Tout individu curieux, ouvert, cherche à comprendre le monde dans lequel il vit et essaye de trouver du sens aux actions qu’il entreprend, là où il vit et avec l’éducation qu’il a lui-même reçue. Il n’existe donc pas de modèle idéal qui serait superposable à d’autres contextes, dans d’autres cultures.
L’asservissement commence avec l’ignorance ou la méconnaissance de ses droits pour faire face à certaines situations.
Prenons un exemple : dans les pays du monde où l’épidémie fait le plus de ravage, la situation peut changer radicalement le jour où les hommes et les femmes prennent réellement conscience de la maladie et ont un accès direct aux moyens de se protéger. Sans apprentissage, il n’ y a pas de véritable liberté.

HDO : En tant qu’association vous récoltez des dons pour financer des projets locaux. Que répondez-vous à quelqu’un qui hésite à donner de peur que son argent ne serve pas directement la cause comme on l’entend dire pour certains mouvements victimes de détournement par exemple ?

DH : Pour nous la situation est très simple et très claire. D’emblée, nous avons fait le choix (et c’est notre philosophie) du bénévolat intégral. Cela veut dire que toutes les activités que nous mettons en œuvre pour soutenir financièrement le programme d’éducation et de santé à Pothnal sont prises en charge par les adhérents eux-mêmes sur fonds personnels. C’est aussi une manière de s’engager davantage envers celles et ceux que nous accompagnons.

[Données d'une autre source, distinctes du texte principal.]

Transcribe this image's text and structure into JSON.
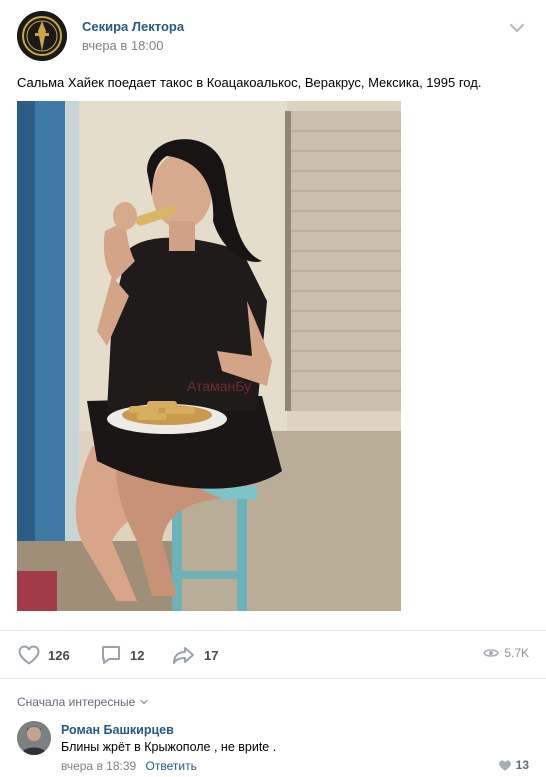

Pas de charge de structure, pas de professionnels rémunérés pour servir d’interface. Ceci étant dit, je respecte aussi profondément les associations humanitaires internationales dont le rôle est absolument indispensable pour l’équilibre du monde. Chacun est dans son rôle et c’est la force de chacun des maillons qui rend la chaîne plus solide.

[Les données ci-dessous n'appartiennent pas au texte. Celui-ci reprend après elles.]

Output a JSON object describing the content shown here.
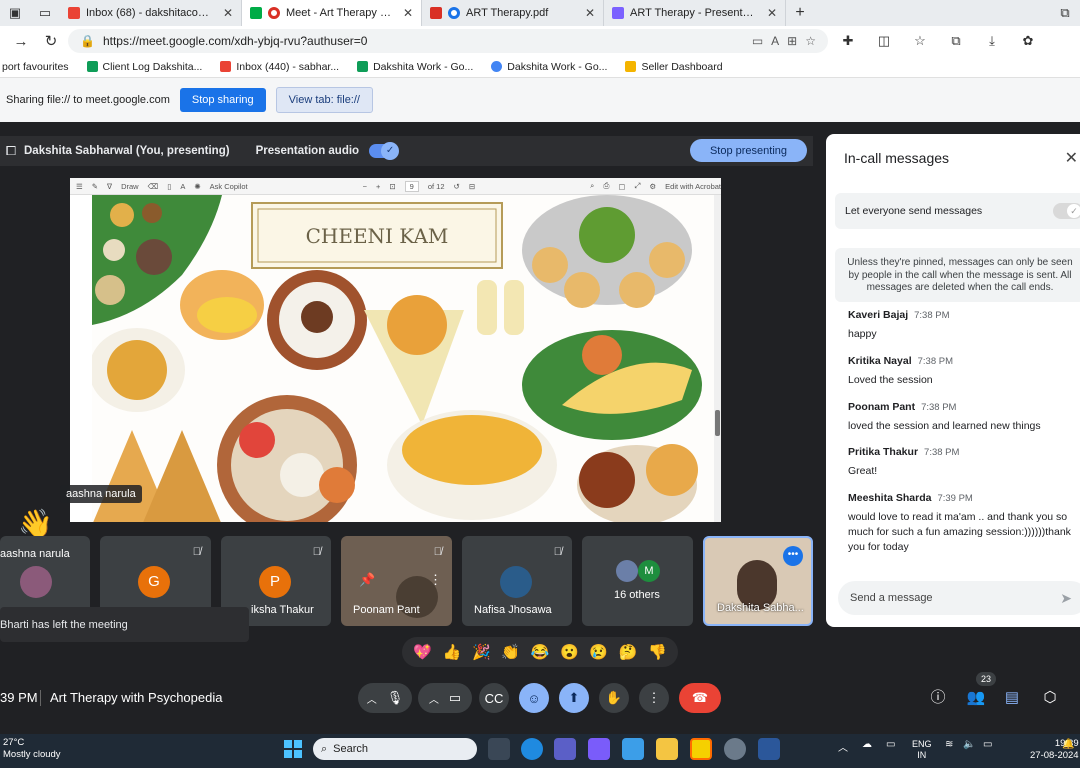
{
  "browser": {
    "tabs": [
      {
        "title": "Inbox (68) - dakshitacounselling@",
        "icon_color": "#ea4335"
      },
      {
        "title": "Meet - Art Therapy with Psyc",
        "icon_color": "#00ac47"
      },
      {
        "title": "ART Therapy.pdf",
        "icon_color": "#d93025"
      },
      {
        "title": "ART Therapy - Presentation",
        "icon_color": "#7b61ff"
      }
    ],
    "url": "https://meet.google.com/xdh-ybjq-rvu?authuser=0",
    "favourites": [
      {
        "label": "port favourites",
        "color": "#777777"
      },
      {
        "label": "Client Log Dakshita...",
        "color": "#0f9d58"
      },
      {
        "label": "Inbox (440) - sabhar...",
        "color": "#ea4335"
      },
      {
        "label": "Dakshita Work - Go...",
        "color": "#0f9d58"
      },
      {
        "label": "Dakshita Work - Go...",
        "color": "#4285f4"
      },
      {
        "label": "Seller Dashboard",
        "color": "#f4b400"
      }
    ]
  },
  "sharing": {
    "status_text": "Sharing file:// to meet.google.com",
    "stop_label": "Stop sharing",
    "view_tab_label": "View tab: file://"
  },
  "presenting": {
    "presenter_label": "Dakshita Sabharwal (You, presenting)",
    "audio_label": "Presentation audio",
    "audio_on": true,
    "stop_label": "Stop presenting"
  },
  "pdf_viewer": {
    "draw_label": "Draw",
    "copilot_label": "Ask Copilot",
    "page_current": "9",
    "page_total": "of 12",
    "edit_label": "Edit with Acrobat"
  },
  "slide": {
    "title": "CHEENI KAM"
  },
  "pinned_participant": {
    "name": "aashna narula",
    "reaction": "👋"
  },
  "participants": [
    {
      "name": "aashna narula",
      "muted": false,
      "avatar_letter": "",
      "avatar_color": "#8b5a7a"
    },
    {
      "name": "",
      "muted": true,
      "avatar_letter": "G",
      "avatar_color": "#e8710a"
    },
    {
      "name": "iksha Thakur",
      "muted": true,
      "avatar_letter": "P",
      "avatar_color": "#e8710a"
    },
    {
      "name": "Poonam Pant",
      "muted": true,
      "avatar_letter": "",
      "avatar_color": "#7a6d5f"
    },
    {
      "name": "Nafisa Jhosawa",
      "muted": true,
      "avatar_letter": "",
      "avatar_color": "#2a5c8a"
    },
    {
      "name": "16 others",
      "muted": false,
      "avatar_letter": "M",
      "avatar_color": "#1e8e3e"
    },
    {
      "name": "Dakshita Sabha...",
      "muted": false,
      "avatar_letter": "",
      "avatar_color": "#d9c9b5"
    }
  ],
  "toast": "Bharti has left the meeting",
  "reactions": [
    "💖",
    "👍",
    "🎉",
    "👏",
    "😂",
    "😮",
    "😢",
    "🤔",
    "👎"
  ],
  "meeting": {
    "time": "39 PM",
    "title": "Art Therapy with Psychopedia",
    "participant_count": "23"
  },
  "chat": {
    "title": "In-call messages",
    "let_everyone_label": "Let everyone send messages",
    "pin_note": "Unless they're pinned, messages can only be seen by people in the call when the message is sent. All messages are deleted when the call ends.",
    "messages": [
      {
        "sender": "Kaveri Bajaj",
        "time": "7:38 PM",
        "text": "happy"
      },
      {
        "sender": "Kritika Nayal",
        "time": "7:38 PM",
        "text": "Loved the session"
      },
      {
        "sender": "Poonam Pant",
        "time": "7:38 PM",
        "text": "loved the session and learned new things"
      },
      {
        "sender": "Pritika Thakur",
        "time": "7:38 PM",
        "text": "Great!"
      },
      {
        "sender": "Meeshita Sharda",
        "time": "7:39 PM",
        "text": "would love to read it ma'am .. and thank you so much for such a fun amazing session:))))))thank you for today"
      }
    ],
    "input_placeholder": "Send a message"
  },
  "taskbar": {
    "temperature": "27°C",
    "weather": "Mostly cloudy",
    "search_label": "Search",
    "lang_top": "ENG",
    "lang_bottom": "IN",
    "time": "19:39",
    "date": "27-08-2024"
  }
}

HDO : Avez-vous le sentiment que votre action est utile ? Comment vous rendez-vous compte de cette utilité ?

DH : Utile ? Assurément, puisque grâce au programme que nous accompagnons dans 14 villages très isolés et très pauvres du Nord du Karnataka, des centaines d’enfants peuvent espérer un futur meilleur. Vishalakshi, l’adolescente de 14 ans que je parraine depuis 6 ans, aurait pu, comme beaucoup d’enfants de son âge, travailler aux champs, être l’objet d’un mariage arrangé, sans espoir d’avenir. Grâce à notre soutien et au projet de développement local auquel elle et sa famille ont adhéré, elle peut envisager de poursuivre ses études. Elle aimerait s’orienter vers une profession de santé. En fonction des ses résultats scolaires, elle deviendra aide-soignante, infirmière et pourquoi pas médecin.

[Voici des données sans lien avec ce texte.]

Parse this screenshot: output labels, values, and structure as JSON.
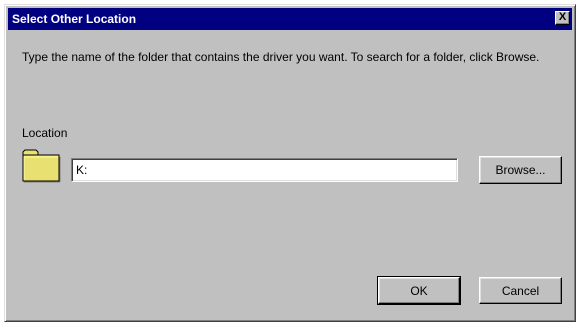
{
  "window": {
    "title": "Select Other Location",
    "close_glyph": "X"
  },
  "instructions": "Type the name of the folder that contains the driver you want. To search for a folder, click Browse.",
  "location": {
    "label": "Location",
    "value": "K:",
    "icon": "folder-icon"
  },
  "buttons": {
    "browse": "Browse...",
    "ok": "OK",
    "cancel": "Cancel"
  },
  "colors": {
    "titlebar": "#000080",
    "dialog_face": "#c0c0c0",
    "folder": "#e8e070"
  }
}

Une goutte dans l’océan, mais laissez-moi vous conter une histoire:
« Un enfant se promène sur une plage immense. Il ramasse, une à une, les étoiles de mer venues s’échouer par centaines sur le sable et les remet délicatement à l’eau. Un vieillard, qui l’observe, s’approche de lui et lui dit : « Mais que fais-tu là mon garçon ? Ne vois-tu pas que ton geste est inutile ? Tu ne pourras les sauver toutes. » L’enfant lève les yeux, tend une étoile de mer en direction de l’homme incrédule, et lui dit: « Pour celle-ci, cela change tout ».